At the end of the discussion, the majority of students agreed that the moon landing was much less complex.
Where Does This Leave Us?
One of the students asked, “How long do we weigh the pros and cons and argue about how much to invest and where? How long does an idea ruminate in a think tank before it becomes relevant to the very people it aims to help?”
We refuse to accept a policy scenario in which investment decisions are set on guesses, hunches, political whims, or opinions. New data sets and analytic approaches should yield more precision, and those efforts could potentially have impact worthy of a Nobel Prize in medicine or economics.
Despite the slow progress, we are asking the optimal-balance-of-investments question more often, and answers are beginning to emerge. New disciplines are attacking the problem from a systems science perspective. Bobby Milstein and colleagues, for example, asked “Which priorities for health and well?being stand out after accounting for tangled threats and costs?” and found that “poverty reduction and social support were the most highly ranked interventions for all outcomes in all counties. Interventions affecting smoking, addiction, routine care, health insurance, violent crime, and youth education also were important contributors to some outcomes.”
Following this class, we reached out to Gregory Stoddart and invited him to join us in writing this piece. He declined, citing his satisfying retirement from McMaster University, but did send this email message: “Although as you know I think that the fantasy equation may be unsolvable, that doesn’t mean that we don’t know which directions to reallocate resources. The concept of marginal returns can and should guide us here, even in rough orders of magnitude. We don’t require precision to help more people be healthy or to be more equitable.”

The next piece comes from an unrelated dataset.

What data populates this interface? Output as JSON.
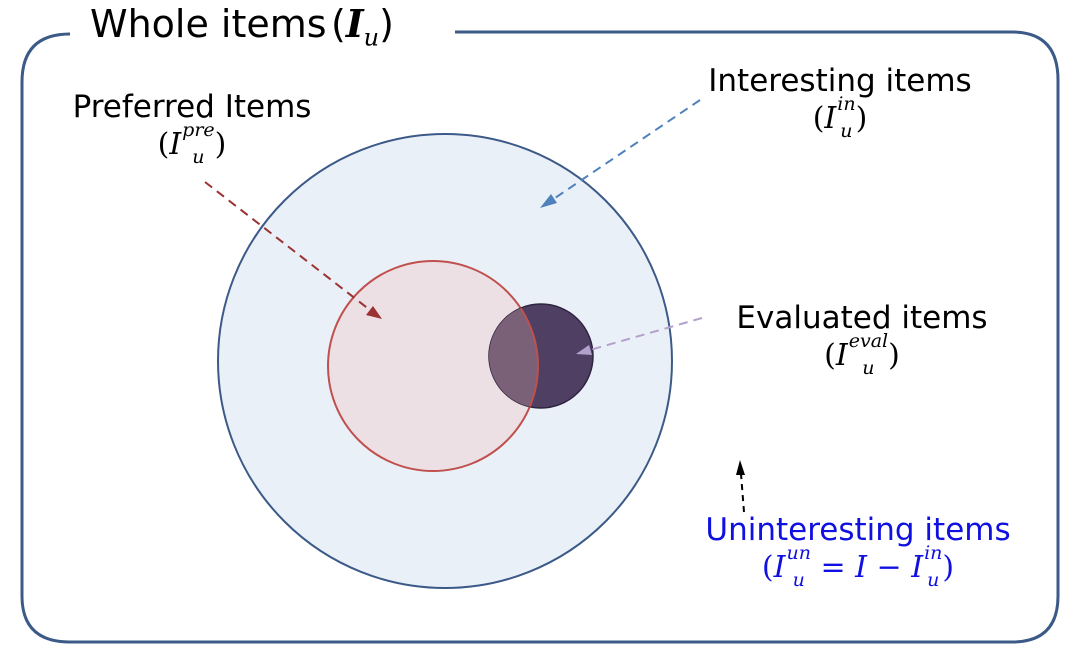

In other words, robust estimates of directions and orders of magnitude may be just as important in serving decision makers as precise but unreliable findings. In a clinical research context, John Mullahy and colleagues described this challenge this way: “If the considerable investment in turning discovery into health is to pay off, then understanding when research efforts do and do not yield complete discovery is essential. When research falls short of yielding complete discovery, the fact that it may partially identify magnitudes of interest should be celebrated, not bemoaned.”
With all that said, there remains an equally pressing step in solving “the” fantasy equation—whether fully or partially. That is to investigate what kinds of information about these cause-effect relationships are actually useful to know. A valuable concrete step in this direction would be to engage real-world decision makers to learn what sort of information about population health causes and effects would be most valuable in shaping policy and practice.

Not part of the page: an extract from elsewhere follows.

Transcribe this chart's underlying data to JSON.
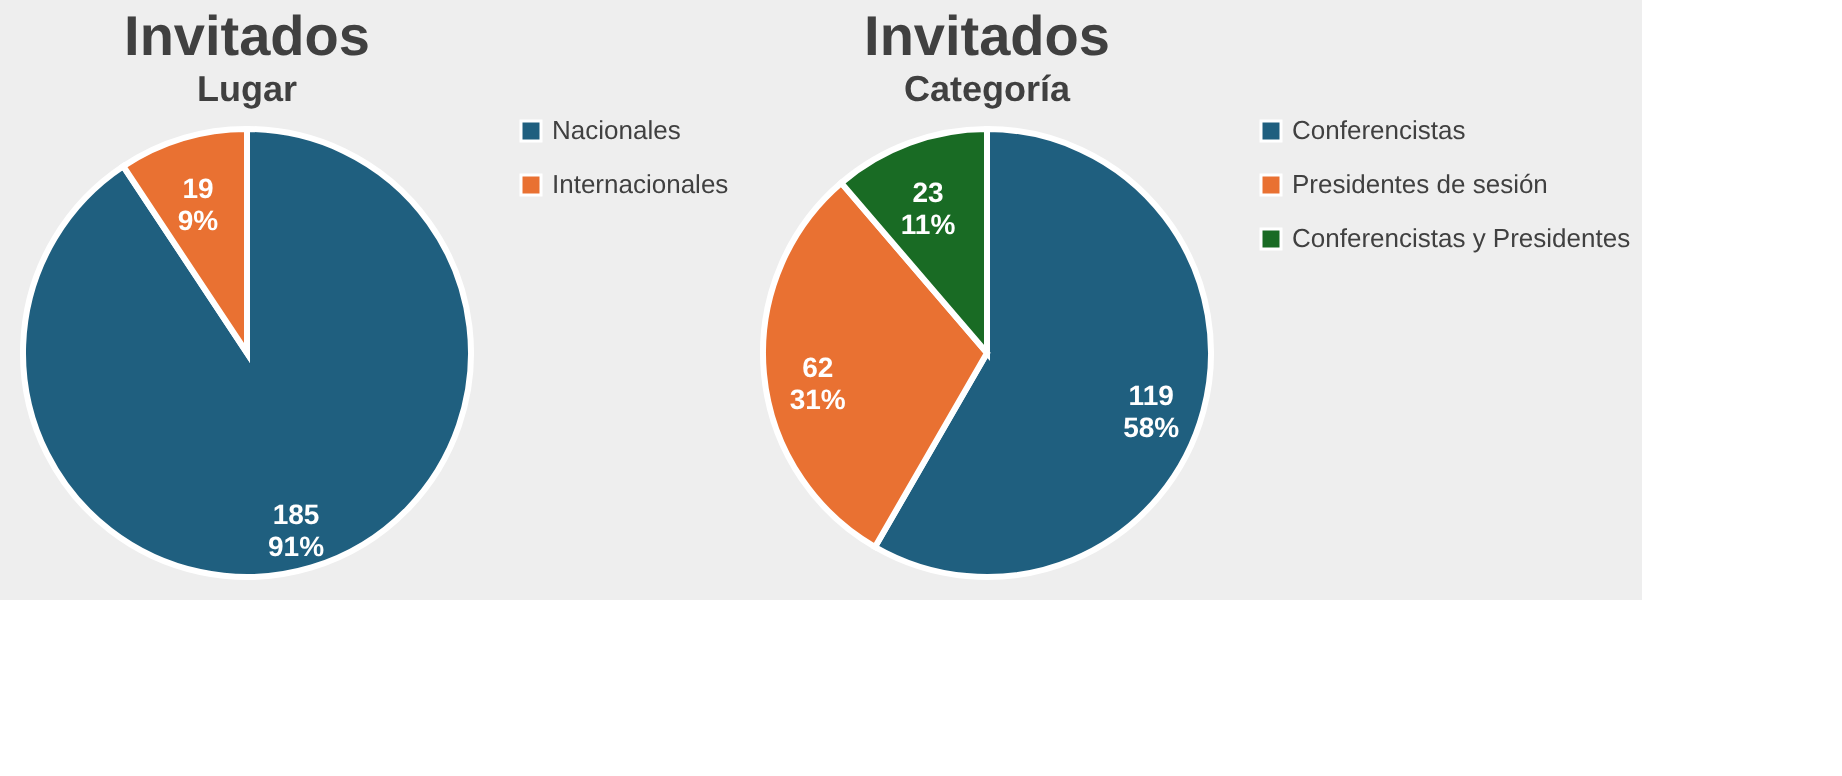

George Box wrote famously that “all models are wrong, but some are useful.” The task at hand is to determine decision makers’ willingness to trade off “right” for “useful.” We speculate that many will tolerate a reasonable degree of imprecision. Knowing this should usefully guide the next generation of population health research about the fantasy equation.
Authors’ Note
We appreciate the contributions of students from the fall 2021 class “Introduction to Population Health” PHS 795 University of Wisconsin Madison School of Medicine and Public Health.